How this skill works
The skill inspects design decisions and suggests code patterns modeled on LLVM, Clang, Swift, and MLIR: modular pass managers, multi-level IRs, explicit typed SSA, and structured diagnostics. It recommends concrete APIs and transformation flows, prescribes invariants for IR levels, and provides templates for composable passes, diagnostics, and progressive lowering.
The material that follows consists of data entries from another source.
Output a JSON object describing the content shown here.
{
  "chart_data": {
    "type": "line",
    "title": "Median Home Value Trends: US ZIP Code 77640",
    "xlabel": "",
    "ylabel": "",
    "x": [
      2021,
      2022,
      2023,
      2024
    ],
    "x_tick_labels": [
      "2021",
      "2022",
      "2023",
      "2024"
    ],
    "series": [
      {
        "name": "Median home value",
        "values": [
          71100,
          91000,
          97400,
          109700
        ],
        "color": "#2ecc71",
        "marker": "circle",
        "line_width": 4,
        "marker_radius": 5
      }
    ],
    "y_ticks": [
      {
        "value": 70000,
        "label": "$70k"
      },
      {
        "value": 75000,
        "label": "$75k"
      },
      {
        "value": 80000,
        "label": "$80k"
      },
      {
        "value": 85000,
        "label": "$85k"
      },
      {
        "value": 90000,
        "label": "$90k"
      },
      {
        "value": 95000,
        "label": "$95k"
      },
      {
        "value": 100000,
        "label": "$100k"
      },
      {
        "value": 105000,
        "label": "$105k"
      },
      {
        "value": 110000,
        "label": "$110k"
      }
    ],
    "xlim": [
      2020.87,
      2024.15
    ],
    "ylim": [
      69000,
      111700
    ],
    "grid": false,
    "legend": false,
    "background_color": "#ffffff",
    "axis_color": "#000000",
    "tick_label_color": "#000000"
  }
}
The guidance focuses on reusable libraries rather than one-off tools.
When to use it
- Designing a new compiler frontend, midend, or backend
- Defining one or more intermediate representations (IRs) and lowering strategy
- Building optimization passes and a composable pass manager
- Creating language tooling with rich diagnostics and fix-its
- Refactoring a monolithic compiler into reusable libraries
Best practices
- Define one clear purpose per IR level and declare lowering contracts
- Design passes to be composable, declarative, and to declare preserved analyses
- Prefer SSA for optimization IRs and explicit typed operations
- Make compilers libraries with APIs for custom tools and integrations
- Provide structured diagnostics with source snippets and actionable fix-its
- Document design tradeoffs and evolve features based on real-world feedback
Example use cases
- Implementing an MLIR-style progressive lowering pipeline from high-level ops to LLVM IR
- Building a pass manager that composes analyses and optimizations with preserved-analysis semantics
- Creating a diagnostic engine that emits structured errors, notes, and automatic fix-its
- Designing an ownership-aware MIR for safe and efficient transformations
- Refactoring a command-line compiler into a library to enable IDE tooling and custom analysis
FAQ
Pick levels so each has a single clear purpose: parsing/semantics, mid-level optimizations/ownership, low-level target mapping. Avoid mixing responsibilities; add a level when transformations or analyses break semantic invariants.
Should I expose the compiler as a library or keep a CLI?
Expose a library API first and provide a CLI thin wrapper. Library-first design enables tooling, reuse, and testability while the CLI remains a convenient entrypoint.